Verantwortungs- und Rücksichtslosigkeit als Hauptverursacher von Krisen

Es ist erschreckend, wie heute noch immer tabuisiert wird, dass die Verantwortungs- und Rücksichtslosigkeit der modernen westlichen Genussgesellschaft der Hauptverursacher der Umwelt- und Klimakrise ist. Technische Antworten allein werden die Welt nicht retten, weil auch die neuen Techniken die Natur weiter schädigen werden. Die Verdrängung dieses logisch durchaus erkennbaren Zusammenhanges, also die Tabuisierung "gelingt" am besten durch neue Sprachregelungen, welche das Denken der Menschheit hinreichend zu lähmen imstande sind. Dazu dient erstens die Skandalisierung mehrheitlich anständiger Menschengruppen und Ansichten, speziell des Christentums und der Kirchenvertreter, sowie zweitens die Verharmlosung von Genusssucht, Habgier und Verantwortungslosigkeit. Meines Erachtens erscheint erst aus dem Blickwinkel dieses verkehrten Zeitgeistes die "LBGTIQ+"-Ideologie als "besonders schützenswert".

Auch eine "queere" Rechtslinguistik scheint so gesehen nur ein weiterer Baustein jenes zeitgeistigen Denkens, der unvereinbar mit der Chance der Aufrechterhaltung der Erde ist. Das Recht soll nämlich nicht zum Vollstrecker der herrschenden Ideologie dienen, denn die Demokratie lebt – ebenso wie jede Wissenschaft – nur vom freien Diskurs im Dienste der Menschen und von der unverfälschten Gedankenfreiheit.
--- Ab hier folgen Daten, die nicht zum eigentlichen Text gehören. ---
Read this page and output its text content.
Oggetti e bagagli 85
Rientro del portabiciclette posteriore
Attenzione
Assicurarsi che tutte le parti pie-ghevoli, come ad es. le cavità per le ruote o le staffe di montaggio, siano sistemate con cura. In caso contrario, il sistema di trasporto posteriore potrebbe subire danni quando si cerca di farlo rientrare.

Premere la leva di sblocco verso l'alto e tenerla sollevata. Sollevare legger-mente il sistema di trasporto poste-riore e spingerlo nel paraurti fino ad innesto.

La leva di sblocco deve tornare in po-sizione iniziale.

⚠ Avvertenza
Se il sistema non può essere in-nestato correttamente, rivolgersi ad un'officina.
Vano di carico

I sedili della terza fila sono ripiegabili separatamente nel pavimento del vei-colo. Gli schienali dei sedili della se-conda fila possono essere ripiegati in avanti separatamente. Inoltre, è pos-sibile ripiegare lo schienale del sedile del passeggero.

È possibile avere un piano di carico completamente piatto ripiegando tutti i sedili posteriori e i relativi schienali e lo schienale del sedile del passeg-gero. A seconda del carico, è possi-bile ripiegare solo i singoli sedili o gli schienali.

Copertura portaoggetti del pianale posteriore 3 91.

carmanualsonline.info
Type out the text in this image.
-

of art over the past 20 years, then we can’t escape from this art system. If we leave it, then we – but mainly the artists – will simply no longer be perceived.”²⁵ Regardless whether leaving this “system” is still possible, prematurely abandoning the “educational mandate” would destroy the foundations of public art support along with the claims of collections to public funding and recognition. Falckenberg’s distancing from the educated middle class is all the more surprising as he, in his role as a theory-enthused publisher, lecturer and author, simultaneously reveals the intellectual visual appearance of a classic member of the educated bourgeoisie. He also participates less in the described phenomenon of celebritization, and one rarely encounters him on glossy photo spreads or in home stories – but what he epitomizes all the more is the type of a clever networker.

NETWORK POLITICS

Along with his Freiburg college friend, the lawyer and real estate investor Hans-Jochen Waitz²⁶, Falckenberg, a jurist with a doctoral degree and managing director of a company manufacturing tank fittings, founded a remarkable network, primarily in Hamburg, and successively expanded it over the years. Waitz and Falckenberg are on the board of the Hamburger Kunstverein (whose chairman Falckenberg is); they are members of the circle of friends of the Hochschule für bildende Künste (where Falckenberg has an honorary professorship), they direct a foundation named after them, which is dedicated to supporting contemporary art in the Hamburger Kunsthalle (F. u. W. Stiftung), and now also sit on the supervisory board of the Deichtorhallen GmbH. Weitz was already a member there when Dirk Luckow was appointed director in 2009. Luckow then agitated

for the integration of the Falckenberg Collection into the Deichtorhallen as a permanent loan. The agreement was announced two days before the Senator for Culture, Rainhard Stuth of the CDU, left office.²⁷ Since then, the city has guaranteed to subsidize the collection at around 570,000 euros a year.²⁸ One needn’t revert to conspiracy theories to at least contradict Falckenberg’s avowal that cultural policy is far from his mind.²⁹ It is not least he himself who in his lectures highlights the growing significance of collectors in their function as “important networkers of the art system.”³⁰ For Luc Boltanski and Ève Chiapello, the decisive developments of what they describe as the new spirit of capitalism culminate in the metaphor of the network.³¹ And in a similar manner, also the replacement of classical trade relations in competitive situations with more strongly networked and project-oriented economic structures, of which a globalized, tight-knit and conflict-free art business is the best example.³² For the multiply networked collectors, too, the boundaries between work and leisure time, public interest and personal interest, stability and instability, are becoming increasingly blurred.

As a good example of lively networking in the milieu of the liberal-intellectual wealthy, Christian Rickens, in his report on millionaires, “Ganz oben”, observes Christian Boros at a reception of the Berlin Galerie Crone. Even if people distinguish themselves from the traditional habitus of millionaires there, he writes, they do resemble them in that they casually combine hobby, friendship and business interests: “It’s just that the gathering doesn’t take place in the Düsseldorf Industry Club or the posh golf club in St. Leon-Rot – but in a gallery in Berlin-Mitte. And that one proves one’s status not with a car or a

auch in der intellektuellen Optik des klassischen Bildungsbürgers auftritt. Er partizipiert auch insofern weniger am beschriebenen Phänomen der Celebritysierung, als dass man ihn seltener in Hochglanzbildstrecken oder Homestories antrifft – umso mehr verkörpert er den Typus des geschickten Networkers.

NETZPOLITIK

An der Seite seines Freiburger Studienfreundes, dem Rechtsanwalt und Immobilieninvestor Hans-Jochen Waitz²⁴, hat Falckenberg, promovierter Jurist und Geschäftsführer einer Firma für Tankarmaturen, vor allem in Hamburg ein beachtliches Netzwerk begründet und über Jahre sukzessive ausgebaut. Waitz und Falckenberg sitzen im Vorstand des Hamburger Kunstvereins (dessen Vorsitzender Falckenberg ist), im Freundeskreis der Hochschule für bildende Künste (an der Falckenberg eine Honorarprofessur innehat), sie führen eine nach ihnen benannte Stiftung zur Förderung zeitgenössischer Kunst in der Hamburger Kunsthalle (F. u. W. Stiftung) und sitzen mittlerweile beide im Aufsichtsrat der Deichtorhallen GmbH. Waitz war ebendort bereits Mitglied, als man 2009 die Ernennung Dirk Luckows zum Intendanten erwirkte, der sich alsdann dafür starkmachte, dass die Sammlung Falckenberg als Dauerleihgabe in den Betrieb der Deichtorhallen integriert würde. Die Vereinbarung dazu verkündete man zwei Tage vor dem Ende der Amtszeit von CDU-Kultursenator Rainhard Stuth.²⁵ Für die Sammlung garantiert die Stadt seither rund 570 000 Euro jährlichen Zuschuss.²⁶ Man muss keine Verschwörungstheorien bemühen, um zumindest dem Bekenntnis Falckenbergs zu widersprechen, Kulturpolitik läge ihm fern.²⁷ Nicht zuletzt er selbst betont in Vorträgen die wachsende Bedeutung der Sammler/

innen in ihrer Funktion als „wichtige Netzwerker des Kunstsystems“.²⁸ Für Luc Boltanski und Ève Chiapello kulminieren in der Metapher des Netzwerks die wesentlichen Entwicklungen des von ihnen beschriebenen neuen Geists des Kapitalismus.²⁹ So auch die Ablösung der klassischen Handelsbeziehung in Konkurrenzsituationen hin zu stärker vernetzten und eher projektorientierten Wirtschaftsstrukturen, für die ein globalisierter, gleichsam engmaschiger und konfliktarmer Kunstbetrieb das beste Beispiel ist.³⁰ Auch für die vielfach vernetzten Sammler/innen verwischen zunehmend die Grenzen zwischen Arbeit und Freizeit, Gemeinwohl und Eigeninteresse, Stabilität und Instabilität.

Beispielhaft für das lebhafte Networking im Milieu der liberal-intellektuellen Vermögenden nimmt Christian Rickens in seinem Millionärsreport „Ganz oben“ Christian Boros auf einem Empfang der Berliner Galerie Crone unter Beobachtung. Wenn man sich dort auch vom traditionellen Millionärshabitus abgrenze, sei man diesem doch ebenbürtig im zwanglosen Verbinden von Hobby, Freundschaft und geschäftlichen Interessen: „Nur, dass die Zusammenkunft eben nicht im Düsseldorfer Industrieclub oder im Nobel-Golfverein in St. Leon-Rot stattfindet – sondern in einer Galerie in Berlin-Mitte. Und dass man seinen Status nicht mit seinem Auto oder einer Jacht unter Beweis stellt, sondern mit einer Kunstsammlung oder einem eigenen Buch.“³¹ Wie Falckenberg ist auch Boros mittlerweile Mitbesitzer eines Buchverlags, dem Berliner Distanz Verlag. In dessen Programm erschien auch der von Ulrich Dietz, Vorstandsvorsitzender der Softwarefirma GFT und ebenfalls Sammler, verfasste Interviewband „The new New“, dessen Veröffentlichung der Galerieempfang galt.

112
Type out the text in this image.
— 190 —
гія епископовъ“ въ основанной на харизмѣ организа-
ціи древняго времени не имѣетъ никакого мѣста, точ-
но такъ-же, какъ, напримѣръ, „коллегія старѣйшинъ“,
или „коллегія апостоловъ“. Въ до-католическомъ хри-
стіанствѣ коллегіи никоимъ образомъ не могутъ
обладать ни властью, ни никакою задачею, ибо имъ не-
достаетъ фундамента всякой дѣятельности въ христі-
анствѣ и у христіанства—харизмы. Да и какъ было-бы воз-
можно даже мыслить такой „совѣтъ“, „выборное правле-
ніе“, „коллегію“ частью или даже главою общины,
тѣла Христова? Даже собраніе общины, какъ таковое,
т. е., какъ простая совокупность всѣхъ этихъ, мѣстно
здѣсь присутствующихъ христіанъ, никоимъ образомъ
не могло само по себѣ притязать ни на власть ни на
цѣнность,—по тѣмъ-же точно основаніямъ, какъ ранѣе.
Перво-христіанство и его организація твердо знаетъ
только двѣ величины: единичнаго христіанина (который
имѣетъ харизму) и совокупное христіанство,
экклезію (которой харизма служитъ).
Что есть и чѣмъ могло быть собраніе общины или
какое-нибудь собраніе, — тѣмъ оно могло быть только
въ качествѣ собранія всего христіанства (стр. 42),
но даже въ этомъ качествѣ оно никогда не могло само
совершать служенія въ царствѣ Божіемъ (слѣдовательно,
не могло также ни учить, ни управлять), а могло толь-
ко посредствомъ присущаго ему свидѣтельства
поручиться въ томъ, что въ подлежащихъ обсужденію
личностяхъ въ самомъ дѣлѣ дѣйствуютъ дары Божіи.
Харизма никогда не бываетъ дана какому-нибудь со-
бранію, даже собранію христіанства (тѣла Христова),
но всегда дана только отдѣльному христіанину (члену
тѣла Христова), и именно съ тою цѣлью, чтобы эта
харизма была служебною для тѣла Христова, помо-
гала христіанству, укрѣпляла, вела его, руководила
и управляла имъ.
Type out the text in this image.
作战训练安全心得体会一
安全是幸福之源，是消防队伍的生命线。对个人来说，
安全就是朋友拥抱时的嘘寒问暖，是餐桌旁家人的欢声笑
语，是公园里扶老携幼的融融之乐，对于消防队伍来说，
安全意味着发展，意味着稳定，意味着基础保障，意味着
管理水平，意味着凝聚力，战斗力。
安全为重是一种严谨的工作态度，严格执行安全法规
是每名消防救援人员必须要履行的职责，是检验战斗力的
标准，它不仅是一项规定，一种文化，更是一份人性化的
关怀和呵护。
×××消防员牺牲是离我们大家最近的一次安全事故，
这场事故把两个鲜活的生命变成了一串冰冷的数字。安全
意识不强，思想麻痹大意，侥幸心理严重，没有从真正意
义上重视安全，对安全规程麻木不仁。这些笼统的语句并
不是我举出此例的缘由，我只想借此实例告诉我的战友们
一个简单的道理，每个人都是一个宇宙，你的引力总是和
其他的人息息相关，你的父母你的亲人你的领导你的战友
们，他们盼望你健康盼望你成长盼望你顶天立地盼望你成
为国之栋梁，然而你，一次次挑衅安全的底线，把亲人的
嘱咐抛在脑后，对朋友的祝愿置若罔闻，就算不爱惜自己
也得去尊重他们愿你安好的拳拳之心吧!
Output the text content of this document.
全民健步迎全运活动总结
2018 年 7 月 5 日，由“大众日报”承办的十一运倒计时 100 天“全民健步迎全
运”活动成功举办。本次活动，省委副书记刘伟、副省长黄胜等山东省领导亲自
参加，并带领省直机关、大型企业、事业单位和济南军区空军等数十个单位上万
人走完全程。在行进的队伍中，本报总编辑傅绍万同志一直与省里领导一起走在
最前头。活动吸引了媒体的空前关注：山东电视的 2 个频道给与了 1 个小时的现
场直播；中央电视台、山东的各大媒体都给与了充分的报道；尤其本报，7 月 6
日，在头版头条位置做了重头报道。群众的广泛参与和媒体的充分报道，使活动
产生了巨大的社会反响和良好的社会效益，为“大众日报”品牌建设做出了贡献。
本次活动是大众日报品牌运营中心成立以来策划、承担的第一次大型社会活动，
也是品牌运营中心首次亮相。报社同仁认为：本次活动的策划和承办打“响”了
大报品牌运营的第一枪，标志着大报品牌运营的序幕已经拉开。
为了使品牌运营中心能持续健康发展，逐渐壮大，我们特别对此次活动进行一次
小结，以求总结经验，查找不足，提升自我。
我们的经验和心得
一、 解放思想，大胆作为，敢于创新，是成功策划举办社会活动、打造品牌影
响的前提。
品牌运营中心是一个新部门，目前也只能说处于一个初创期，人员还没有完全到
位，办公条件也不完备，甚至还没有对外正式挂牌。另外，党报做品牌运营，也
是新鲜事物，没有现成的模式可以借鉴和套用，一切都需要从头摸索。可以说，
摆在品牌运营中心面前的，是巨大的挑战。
Insbesondere wären auch mehr Respekt und mehr Freiheit für das heute öffentlich falsch dargestellte und oft verschmähte christliche Denken wünschenswert. Nur ein allgemeines Umdenken ist die Voraussetzung dafür, dass die Demokratie wieder mit Leben erfüllt wird und auch imstande sein wird, die existenzbedrohlichen Krisen der Zukunft zu bewältigen.